Apart from her first name (and her mother), how Mexican is she?


----------



## GARYJ65 (Feb 9, 2013)

Isla Verde said:


> Apart from her first name (and her mother), how Mexican is she?


As Mexican as many of us: born in Mexico City
Many, many of us, are Mexicans because we were born here, some, like this actress, are forst generation from somewhere else, some others, are second, third or fourth, whatever it is, we are not native americans, or in this particular case, native Mexicans.
The very same thing happens in many places, including the US, people with foreign roots, foreign lastnames, etc. Kennedy, Eisenhower, many of the USA 's founding fathers, were born in the US and are claimed to be Americans.

Cuarón, Gutiérrez, Jacques, etc, those are not "Mexican" last names, but then again, we are Mexicans

She was born in Mexico City, has mexican nationality, therefore, she's a Mexican and a Chilanga!

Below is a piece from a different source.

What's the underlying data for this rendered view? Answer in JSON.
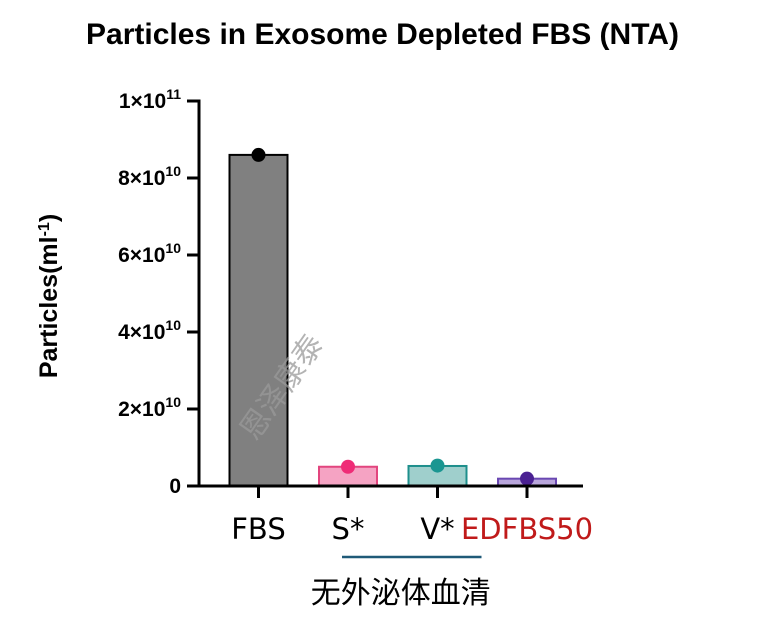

In the last few days, in Rusia's Sochi winter games, this guy, Hubertus von Hohenlohe participated as the only Mexican, he's an European prince, and was born in Mexico, so he's Mexican

Once more, I cannot enphasize it enough how many people are the same way


----------



## GARYJ65 (Feb 9, 2013)

Emmanuel Lubezki as well, Oscar for his photography work in Gravity. Another Mexican, chilango ( el chivo)


----------



## Longford (May 25, 2012)

Yes, congratulations to all of the winners last night. I didn't recall hearing one of the winners with ties to Mexico mention Mexico, however. Alfonso Cuaron did address his family in Spanish at the end of his acceptance remarks; his heritage has been widely written about and he was the favorite in the contest. His previous works have been highly respected. Lupita Nyong'o was born in Mexico City but lived in Mexico for less than a year and I doubt she's ever described herself as Mexican, or Chilanga. Emmanuel Lubezki has long been a collaborator of Cuaron and his parents, Jewish, immigrated to Mexico where he was born. Two of the three come from the political/artistic elite in Mexico - children of privilege - Capitalinos. After almost being wiped--out by PRI dictatorships ... a handful or more very talented writers/directors/production personnel are emerging from Mexico and making their mark on the international scene. It's been a long journey back from where Mexico once stood during the golden years of film, when the quality of work in the country was so high and so well respected internationally. Yes, contratulations!


----------



## Longford (May 25, 2012)

I stand corrected regarding the comment I made about Lupita Nyong'o:

Lupita Nyong'o Talks Being Born In Mexico And Why She Misses It (VIDEO)


----------